Not all kids started school this week on equal footing.
Some were lacking supplies, and felt like outsiders when they showed up without backpacks and pencils. Others came to school without having had breakfast. Some came from a "home" that is only a temporary stop for their homeless family. For others, there were no new "school clothes" to start the new school year.
"Minnesota students face gaps in learning, housing, household income, health and more," Minnesota Education Commissioner Mary Cathryn Ricker said last week. "That is why I am committed to finding ways to serve the whole child, so all children have the support they need to succeed in the classroom."
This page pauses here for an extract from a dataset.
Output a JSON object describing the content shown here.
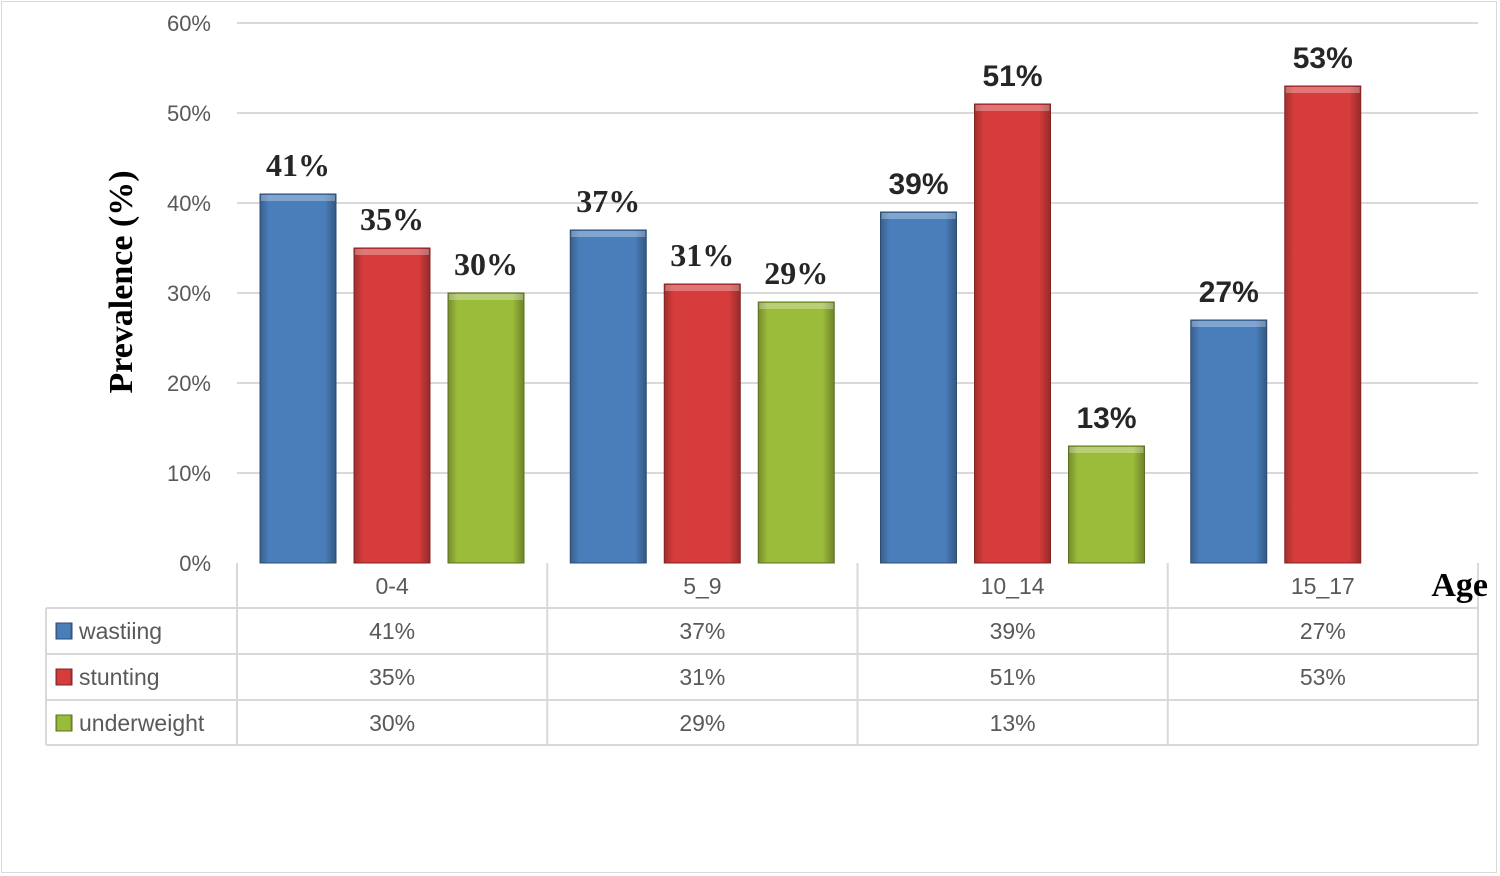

Ricker was speaking in relation to new data showing that stubborn achievement gaps exist in Minnesota's schools. In graduation rates, as well as in specific math and reading categories, minority students and newcomers tend to achieve at lower levels than their white colleagues.
That's not news. This achievement gap has existed for as long as data has been collected. And despite the best efforts of Minnesota's school officials and classroom teachers, the gap remains difficult to close.
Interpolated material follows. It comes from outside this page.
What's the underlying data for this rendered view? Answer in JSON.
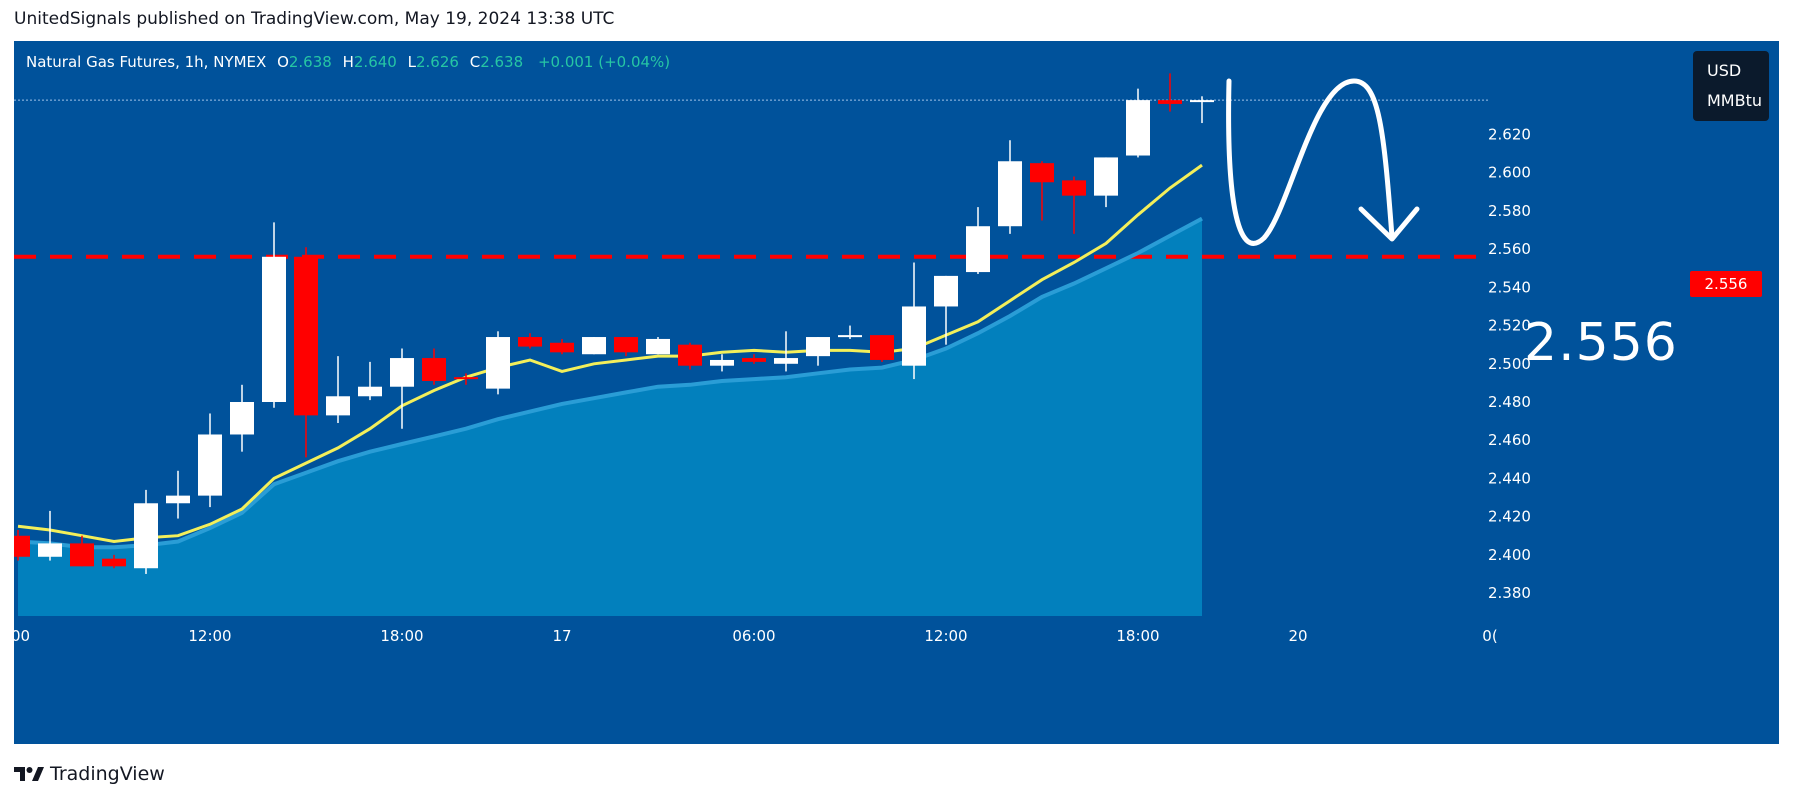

A large part of the reason for that is because of the factors Ricker mentioned.
Unfortunately, our schools get students at the end of the pipeline, so to speak. By the time a pupil walks in the door of the schoolhouse, he or she might be saddled with a host of issues school officials can do very little about: homelessness, poverty, broken and dysfunctional families.
Are these issues faced only by minority students? Not by any means. Many white students show up at school equally disadvantaged. But a greater percentage of white students tend to have built-in support systems to help them achieve in school, and that skews the averages in terms of graduation rates and test scores to their advantage.
What we, and we believe Ricker, are saying is that the achievement gap is not only a school problem. It is a society-wide issue, and one that can be chipped away at only by a community-wide effort.
This is no time for pointing fingers, giving up and walking away in frustration. At every level of society, we must redouble our efforts to ensure that every child, no matter their background, is ready to reach their potential in the classroom.
Otherwise, we are shortchanging not only our children, but our community as well.